Here’s a taste of what you’ll see / experience along the Lycian Way:

  • Hiker crossing the Roman bridge between Çavdır and Üzümlü
    Crossing the Roman bridge between Çavdır and Üzümlü, May 2011
    Photo by Altug Senel. Used with permission.


Located along Turkey’s beautiful Turquoise Coast, the 400 km / 250 mi Lycian Way (aka “Likya Yolu”) is still a relatively unknown trail despite it being heralded as one of the top 10 long distance trails in the world. The scenery is jaw-dropping. The people are incredibly friendly. You’ll find yourself awash in pure history virtually every step of the way (what other trail has you actually walking on an ancient Roman aqueduct for a significant stretch?).

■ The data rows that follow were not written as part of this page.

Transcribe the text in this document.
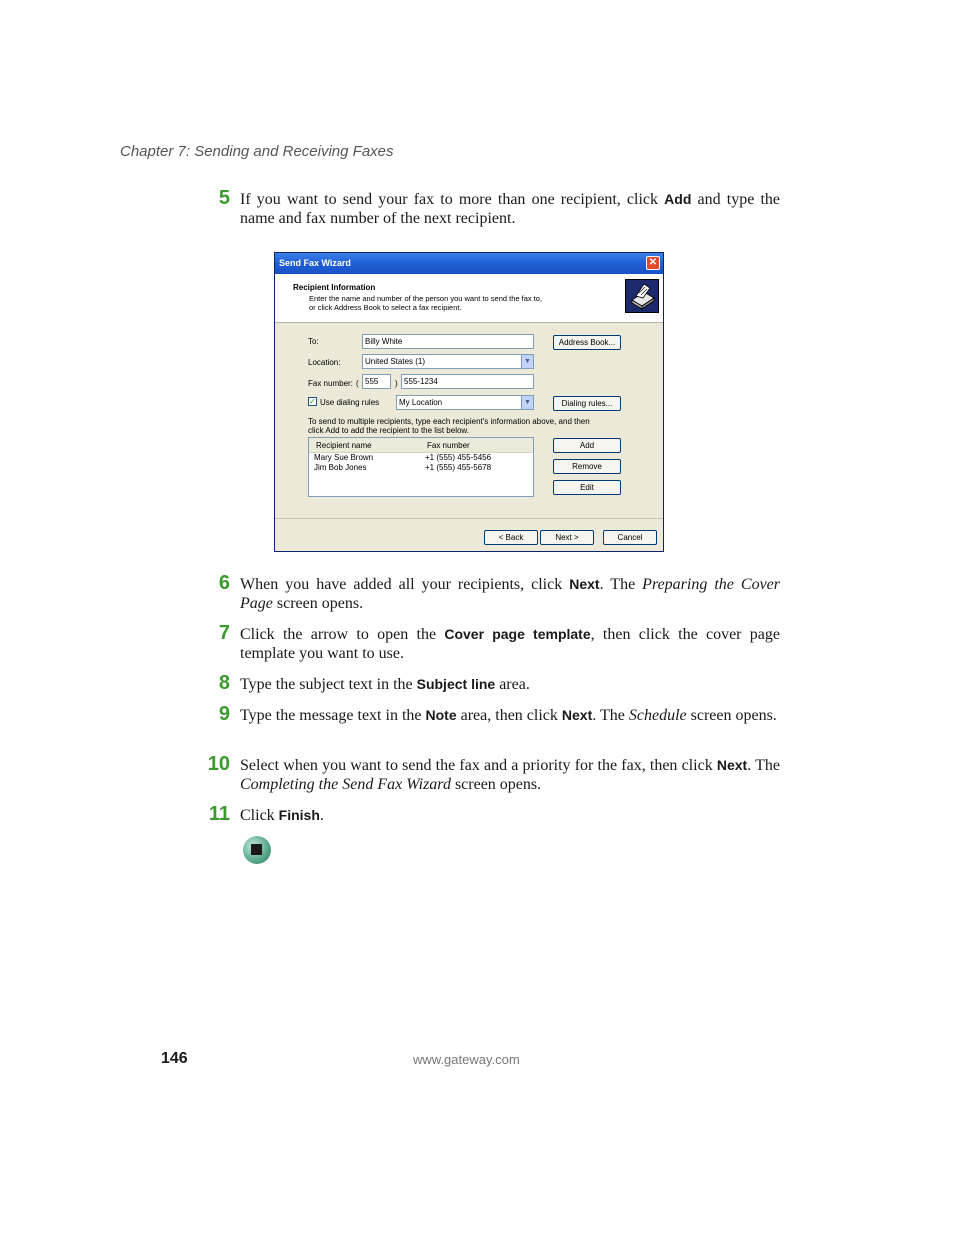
Chapter 7: Sending and Receiving Faxes
5 If you want to send your fax to more than one recipient, click Add and type the name and fax number of the next recipient.
Send Fax Wizard	✕
Recipient Information
Enter the name and number of the person you want to send the fax to,
or click Address Book to select a fax recipient.
To:	Billy White	Address Book...
Location:	United States (1)	▼
Fax number: ( 555	) 555-1234
✓ Use dialing rules	My Location	▼	Dialing rules...
To send to multiple recipients, type each recipient's information above, and then
click Add to add the recipient to the list below.
Recipient name	Fax number
Mary Sue Brown	+1 (555) 455-5456
Jim Bob Jones	+1 (555) 455-5678
Add
Remove
Edit
< Back	Next >	Cancel
6 When you have added all your recipients, click Next. The Preparing the Cover Page screen opens.
7 Click the arrow to open the Cover page template, then click the cover page template you want to use.
8 Type the subject text in the Subject line area.
9 Type the message text in the Note area, then click Next. The Schedule screen opens.
10 Select when you want to send the fax and a priority for the fax, then click Next. The Completing the Send Fax Wizard screen opens.
11 Click Finish.
146	www.gateway.com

One day you are high up in the mountains and the next on one of the top beaches in the world, with the ruins of a magnificent ancient city as a backdrop. And most of the Lycian Way can be done without camping gear if you choose — and if you are camping, you’ll be pleased to discover that you can camp just about anywhere!

The Lycian Way is an incredible experience – there is something for everyone. We are thrilled to help make others aware of this relatively unknown gem, and to provide information and resources that will help you get the most from your journey.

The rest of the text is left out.